Страница 20 из 82
Судя по этим стихам, мысли о воспитании идеального государя уже посещали тогда Жуковского, и то, что случилось с ним потом, чуть позже, семь лет спустя (когда сын турчанки-рабыни начал воспитывать для России Царя-Освободителя), не было для него полной неожиданностью…
Итак, Жуковский был поглощен своими придворно-учительскими обязанностями, дворцовой и столичной жизнью, литературой, общением со старыми друзьями и новыми влюбленностями… А Маша? Милая, нежная Маша? Он что, забыл Машу? Нет, не забыл, конечно: для сердца минувшее вечно. Но в настоящем…
У Маши хороший, добрый дом. Замечательный хирург Мойер (почитаемый учитель замечательного хирурга Пирогова) спасает жизнь людям, а на досуге помогает бедным. Он создал для них на свой счет клинику, мойеровский Дом для бедных, потом решает и кормить их за свой счет. Маша включилась в эту деятельность. Разбили огород, сажали, окучивали, копали картошку, коптили колбасы. Потом мастера на все руки Мойер и Зейдлиц шинковали капусту.

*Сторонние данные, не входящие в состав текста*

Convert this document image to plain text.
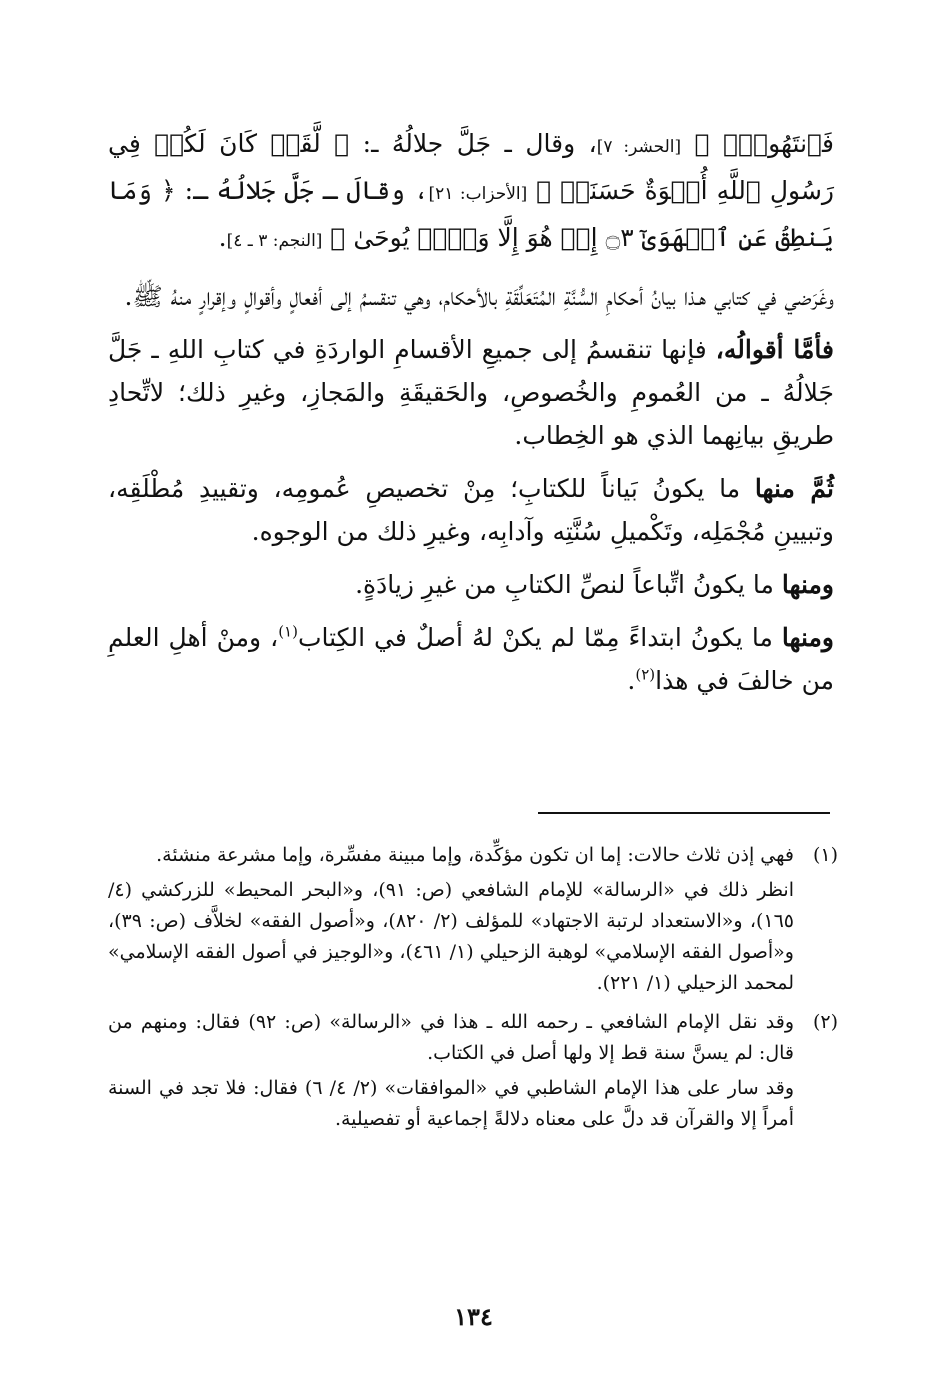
فَٱنتَهُواْۚ ﴾ [الحشر: ٧]، وقال ـ جَلَّ جلالُهُ ـ: ﴿ لَّقَدۡ كَانَ لَكُمۡ فِي رَسُولِ ٱللَّهِ أُسۡوَةٌ حَسَنَةٞ ﴾ [الأحزاب: ٢١]، وقالَ ـ جَلَّ جَلالُهُ ـ: ﴿ وَمَا يَنطِقُ عَنِ ٱلۡهَوَىٰٓ ۝٣ إِنۡ هُوَ إِلَّا وَحۡيٞ يُوحَىٰ ﴾ [النجم: ٣ ـ ٤].

وغَرَضي في كتابي هـذا بيانُ أحكامِ السُّنَّةِ المُتَعَلِّقَةِ بالأحكام، وهي تنقسمُ إلى أفعالٍ وأقوالٍ وإقرارٍ منهُ ﷺ.

فأمَّا أقوالُه، فإنها تنقسمُ إلى جميعِ الأقسامِ الواردَةِ في كتابِ اللهِ ـ جَلَّ جَلالُهُ ـ من العُمومِ والخُصوصِ، والحَقيقَةِ والمَجازِ، وغيرِ ذلك؛ لاتِّحادِ طريقِ بيانِهما الذي هو الخِطاب.

ثُمَّ منها ما يكونُ بَياناً للكتابِ؛ مِنْ تخصيصِ عُمومِه، وتقييدِ مُطْلَقِه، وتبيينِ مُجْمَلِه، وتَكْميلِ سُنَّتِه وآدابِه، وغيرِ ذلك من الوجوه.

ومنها ما يكونُ اتِّباعاً لنصِّ الكتابِ من غيرِ زيادَةٍ.

ومنها ما يكونُ ابتداءً مِمّا لم يكنْ لهُ أصلٌ في الكِتاب$^{(١)}$، ومنْ أهلِ العلمِ من خالفَ في هذا$^{(٢)}$.

(١)

فهي إذن ثلاث حالات: إما ان تكون مؤكِّدة، وإما مبينة مفسِّرة، وإما مشرعة منشئة.

انظر ذلك في «الرسالة» للإمام الشافعي (ص: ٩١)، و«البحر المحيط» للزركشي (٤/ ١٦٥)، و«الاستعداد لرتبة الاجتهاد» للمؤلف (٢/ ٨٢٠)، و«أصول الفقه» لخلاَّف (ص: ٣٩)، و«أصول الفقه الإسلامي» لوهبة الزحيلي (١/ ٤٦١)، و«الوجيز في أصول الفقه الإسلامي» لمحمد الزحيلي (١/ ٢٢١).

(٢)

وقد نقل الإمام الشافعي ـ رحمه الله ـ هذا في «الرسالة» (ص: ٩٢) فقال: ومنهم من قال: لم يسنَّ سنة قط إلا ولها أصل في الكتاب.

وقد سار على هذا الإمام الشاطبي في «الموافقات» (٢/ ٤/ ٦) فقال: فلا تجد في السنة أمراً إلا والقرآن قد دلَّ على معناه دلالةً إجماعية أو تفصيلية.

١٣٤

Нашинковали триста кочанов. Больные были обеспечены провизией. Вот тут, пожалуй, все же расходятся дорожки Маши Протасовой-Мойер и Татьяны Лариной-Греминой. Легко ль представить себе Татьяну, шинкующую капусту? Но и то сказать — Татьяна не вышла замуж за добродетельного немца-врача, а вышла за генерала (Машу, впрочем, тоже прочили за генерала Красовского, но Жуковский восстал). Ну, а что помогать надо бедным и помогать всем на свете, то разве не этому учил ее Жуковский? Делать добро, помогать людям, не упускать возможностей филантропии… Деньги на Дом бедных филантроп Мойер заработал концертами: он был прекрасный музыкант. Побывавшая у Мойеров в гостях Анна Петровна Керн рассказывала, как вечерами Маша с мужем играли на фортепьяно в четыре руки: оба близорукие, оба в очках. Рассказывала и про то, как Маша нянчила чье-нибудь дитя, пока еще не было своего ребенка… Жизнь эта была по ней, и, побывав в родных местах, увидев после перерыва тамошнюю помещичью жизнь, Маша была поражена переменами (не в тамошней, конечно, а в собственной жизни и психологии) и так писала (по-немецки) другу Зейдлицу:
«…здесь царствует тон, к которому я никак не могу привыкнуть. Как не похож на всех них мой дивный Мойер! Нынче говорили о каком-то молодом человеке, который составляет предмет всеобщего поклонения в обществе. Его долго хвалили. Наконец Елагин спросил, видел ли Азбукин ту тройку, которую украл этот чудотворец у казны? Мы переглянулись с Мойером и замолкли. Мой деятельный Мойер не может понять, как могут люди жить так: целый день они на охоте, ночи за картами, а утром спят. Шампанское тянут как квас — а по дорогам валяются нищие! — О, если бы я была теперь в Муратове! Сегодня 2 июля, день, когда Мойер в первый раз посватался за меня. Я тогда была очень несчастлива — но я благодарю милосердие Бога, что все случилось так, как оно случилось».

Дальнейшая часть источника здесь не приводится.